Durante la primera mitad de 2025 se han introducido varias modificaciones fiscales que afectan al mercado inmobiliario en España. Estas medidas tienen como objetivo adaptar la normativa a la evolución del sector y reforzar la transparencia en las operaciones de compraventa y tenencia de inmuebles.
Entre los cambios más relevantes destacan los ajustes en el Impuesto sobre Transmisiones Patrimoniales y Actos Jurídicos Documentados, que afectan tanto a compradores particulares como a sociedades. También se ha intensificado el control sobre las estructuras patrimoniales utilizadas para invertir en bienes inmuebles, especialmente aquellas vinculadas a inversores internacionales.
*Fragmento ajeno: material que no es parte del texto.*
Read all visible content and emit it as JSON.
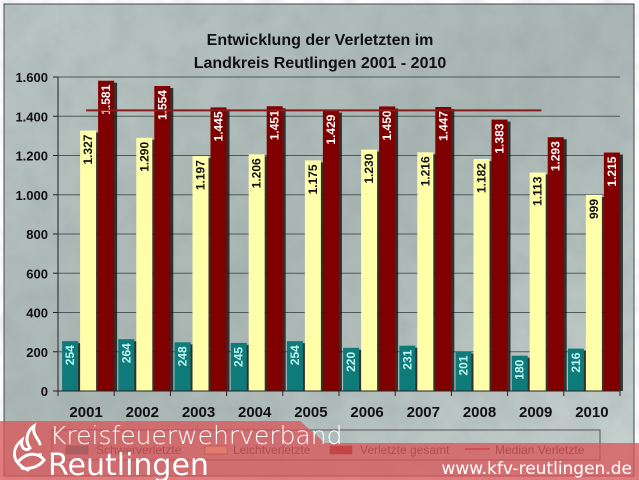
{
  "chart_data": {
    "type": "bar",
    "title_lines": [
      "Entwicklung der Verletzten im",
      "Landkreis Reutlingen 2001 - 2010"
    ],
    "categories": [
      "2001",
      "2002",
      "2003",
      "2004",
      "2005",
      "2006",
      "2007",
      "2008",
      "2009",
      "2010"
    ],
    "series": [
      {
        "name": "Schwerverletzte",
        "color": "#0f7a7a",
        "label_color": "#bff5ee",
        "values": [
          254,
          264,
          248,
          245,
          254,
          220,
          231,
          201,
          180,
          216
        ],
        "labels": [
          "254",
          "264",
          "248",
          "245",
          "254",
          "220",
          "231",
          "201",
          "180",
          "216"
        ]
      },
      {
        "name": "Leichtverletzte",
        "color": "#ffffaa",
        "label_color": "#111111",
        "values": [
          1327,
          1290,
          1197,
          1206,
          1175,
          1230,
          1216,
          1182,
          1113,
          999
        ],
        "labels": [
          "1.327",
          "1.290",
          "1.197",
          "1.206",
          "1.175",
          "1.230",
          "1.216",
          "1.182",
          "1.113",
          "999"
        ]
      },
      {
        "name": "Verletzte gesamt",
        "color": "#800000",
        "label_color": "#ffffff",
        "values": [
          1581,
          1554,
          1445,
          1451,
          1429,
          1450,
          1447,
          1383,
          1293,
          1215
        ],
        "labels": [
          "1.581",
          "1.554",
          "1.445",
          "1.451",
          "1.429",
          "1.450",
          "1.447",
          "1.383",
          "1.293",
          "1.215"
        ]
      }
    ],
    "median_line": {
      "name": "Median Verletzte",
      "value": 1430,
      "color": "#8b1a1a",
      "from_category": "2001",
      "to_category": "2009"
    },
    "xlabel": "",
    "ylabel": "",
    "ylim": [
      0,
      1600
    ],
    "yticks": [
      0,
      200,
      400,
      600,
      800,
      1000,
      1200,
      1400,
      1600
    ],
    "ytick_labels": [
      "0",
      "200",
      "400",
      "600",
      "800",
      "1.000",
      "1.200",
      "1.400",
      "1.600"
    ],
    "grid": true,
    "legend_position": "bottom",
    "legend": [
      {
        "label": "Schwerverletzte",
        "kind": "box",
        "color": "#0f7a7a"
      },
      {
        "label": "Leichtverletzte",
        "kind": "box",
        "color": "#ffffaa"
      },
      {
        "label": "Verletzte gesamt",
        "kind": "box",
        "color": "#800000"
      },
      {
        "label": "Median Verletzte",
        "kind": "line",
        "color": "#8b1a1a"
      }
    ]
  },
  "branding": {
    "line1": "Kreisfeuerwehrverband",
    "line2": "Reutlingen",
    "url": "www.kfv-reutlingen.de",
    "band_color": "#d9575b"
  }
}
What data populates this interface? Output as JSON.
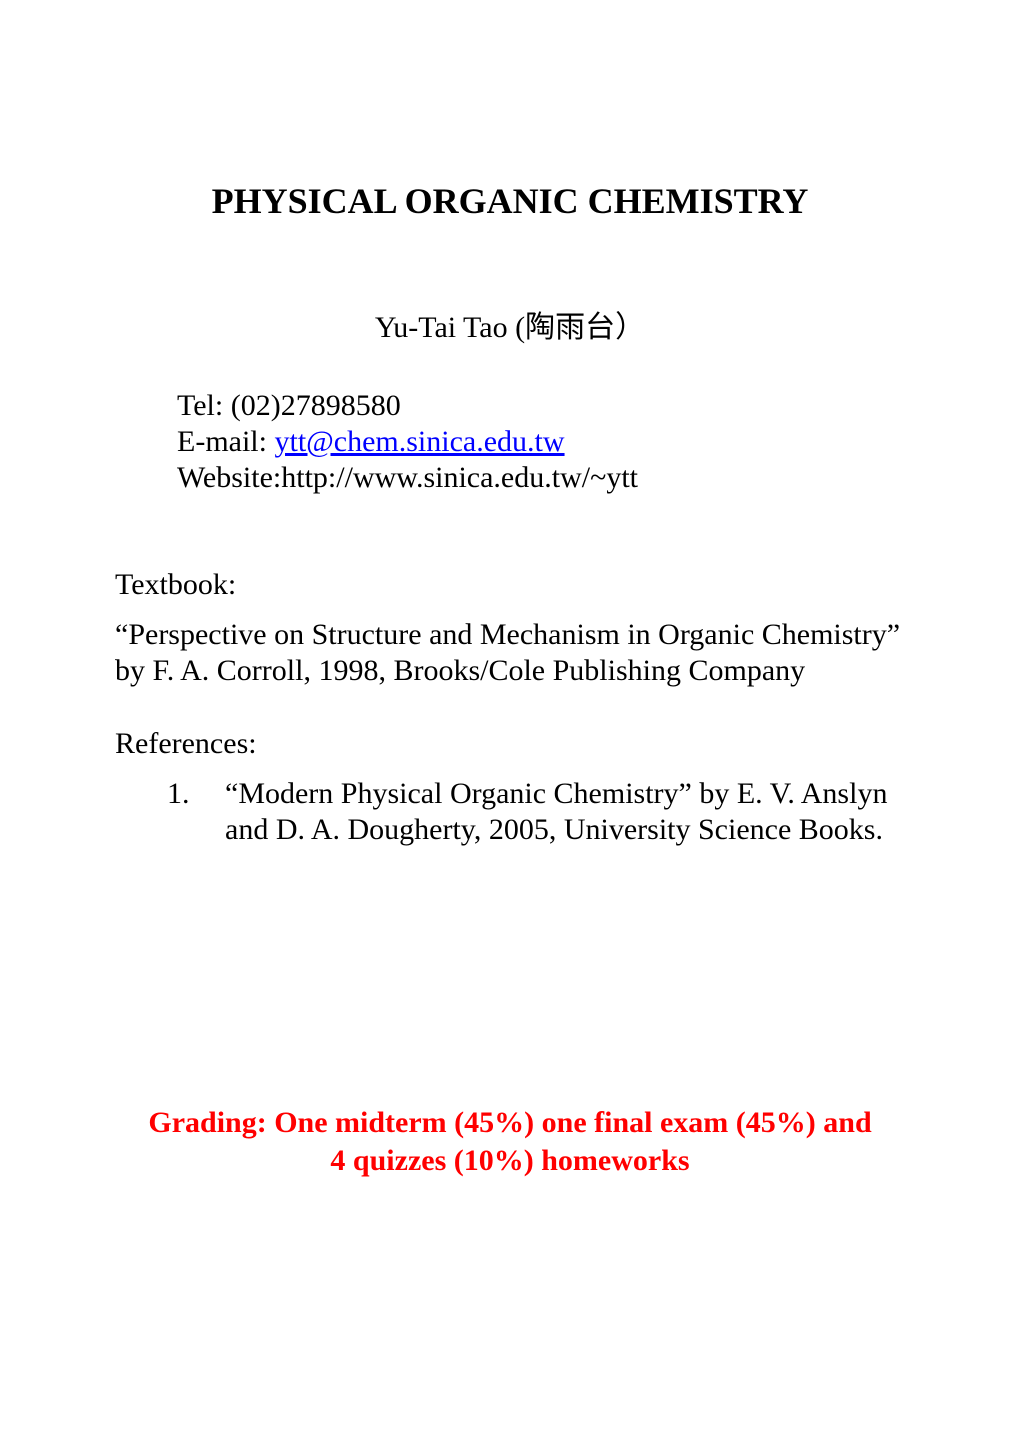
{
  "title": "PHYSICAL ORGANIC CHEMISTRY",
  "instructor": {
    "name_line": "Yu-Tai Tao  (陶雨台）"
  },
  "contact": {
    "tel_label": "Tel: ",
    "tel_value": "(02)27898580",
    "email_label": "E-mail: ",
    "email_value": "ytt@chem.sinica.edu.tw",
    "website_label": "Website:",
    "website_value": "http://www.sinica.edu.tw/~ytt"
  },
  "textbook": {
    "heading": "Textbook:",
    "body": "“Perspective on Structure and Mechanism in Organic Chemistry” by F. A. Corroll, 1998, Brooks/Cole Publishing Company"
  },
  "references": {
    "heading": "References:",
    "items": [
      {
        "number": "1.",
        "text": "“Modern Physical Organic  Chemistry” by E. V. Anslyn and D. A. Dougherty, 2005, University Science Books."
      }
    ]
  },
  "grading": {
    "line1": "Grading: One midterm (45%) one final exam (45%) and",
    "line2": "4 quizzes (10%)  homeworks"
  },
  "colors": {
    "text": "#000000",
    "link": "#0000ff",
    "grading": "#ff0000",
    "background": "#ffffff"
  },
  "typography": {
    "font_family": "Times New Roman",
    "title_size_pt": 27,
    "body_size_pt": 22.5
  }
}
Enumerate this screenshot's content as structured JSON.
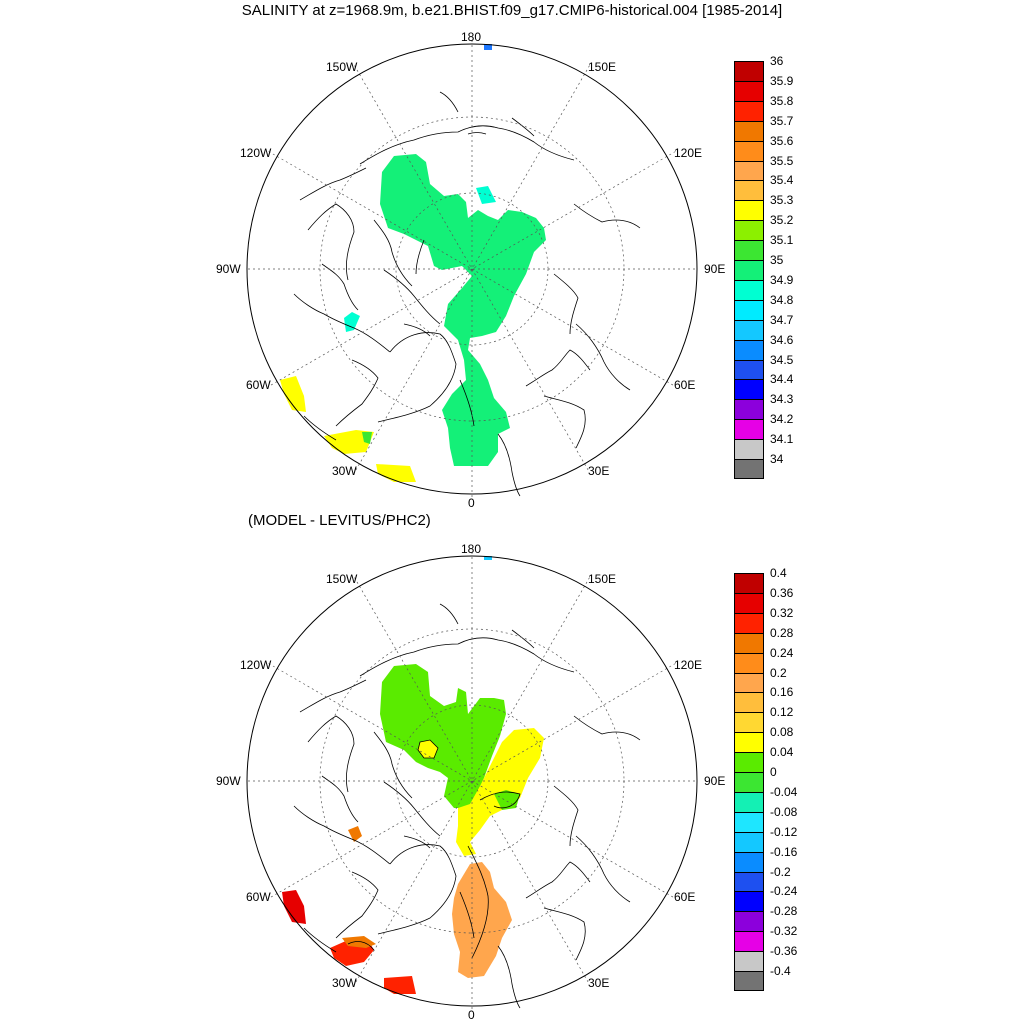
{
  "title": "SALINITY at z=1968.9m, b.e21.BHIST.f09_g17.CMIP6-historical.004 [1985-2014]",
  "panels": [
    {
      "id": "top",
      "lon_labels": {
        "lon180": "180",
        "lon150W": "150W",
        "lon150E": "150E",
        "lon120W": "120W",
        "lon120E": "120E",
        "lon90W": "90W",
        "lon90E": "90E",
        "lon60W": "60W",
        "lon60E": "60E",
        "lon30W": "30W",
        "lon30E": "30E",
        "lon0": "0"
      },
      "colorbar": {
        "labels": [
          "36",
          "35.9",
          "35.8",
          "35.7",
          "35.6",
          "35.5",
          "35.4",
          "35.3",
          "35.2",
          "35.1",
          "35",
          "34.9",
          "34.8",
          "34.7",
          "34.6",
          "34.5",
          "34.4",
          "34.3",
          "34.2",
          "34.1",
          "34"
        ],
        "colors": [
          "#c00000",
          "#e60000",
          "#ff2200",
          "#f07800",
          "#ff8c1a",
          "#ffa64d",
          "#ffbe3c",
          "#ffff00",
          "#8cf000",
          "#3ce632",
          "#14f078",
          "#00ffd2",
          "#00ebff",
          "#14c8ff",
          "#0a8cff",
          "#1e50f0",
          "#0000ff",
          "#8c00dc",
          "#e600e6",
          "#c8c8c8",
          "#737373"
        ]
      }
    },
    {
      "id": "bottom",
      "subtitle": "(MODEL - LEVITUS/PHC2)",
      "lon_labels": {
        "lon180": "180",
        "lon150W": "150W",
        "lon150E": "150E",
        "lon120W": "120W",
        "lon120E": "120E",
        "lon90W": "90W",
        "lon90E": "90E",
        "lon60W": "60W",
        "lon60E": "60E",
        "lon30W": "30W",
        "lon30E": "30E",
        "lon0": "0"
      },
      "colorbar": {
        "labels": [
          "0.4",
          "0.36",
          "0.32",
          "0.28",
          "0.24",
          "0.2",
          "0.16",
          "0.12",
          "0.08",
          "0.04",
          "0",
          "-0.04",
          "-0.08",
          "-0.12",
          "-0.16",
          "-0.2",
          "-0.24",
          "-0.28",
          "-0.32",
          "-0.36",
          "-0.4"
        ],
        "colors": [
          "#c00000",
          "#e60000",
          "#ff2200",
          "#f07800",
          "#ff8c1a",
          "#ffa64d",
          "#ffbe3c",
          "#ffd832",
          "#ffff00",
          "#5aeb00",
          "#3ce632",
          "#14f0b4",
          "#1ee6ff",
          "#14c8ff",
          "#0a8cff",
          "#1e50f0",
          "#0000ff",
          "#8c00dc",
          "#e600e6",
          "#c8c8c8",
          "#737373"
        ]
      }
    }
  ]
}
Asimismo, se han ampliado los incentivos fiscales dirigidos a proyectos de rehabilitación y mejora de la eficiencia energética, con el fin de impulsar la renovación del parque inmobiliario. Por otro lado, la revisión de los valores catastrales y de referencia incide directamente en impuestos como el IBI y las plusvalías municipales, lo que podría modificar la carga fiscal de muchos propietarios.
Estas novedades confirman la tendencia hacia una mayor regulación del sector y obligan a los agentes inmobiliarios, propietarios e inversores a mantenerse atentos a la evolución normativa para evitar desequilibrios o sobrecostes imprevistos.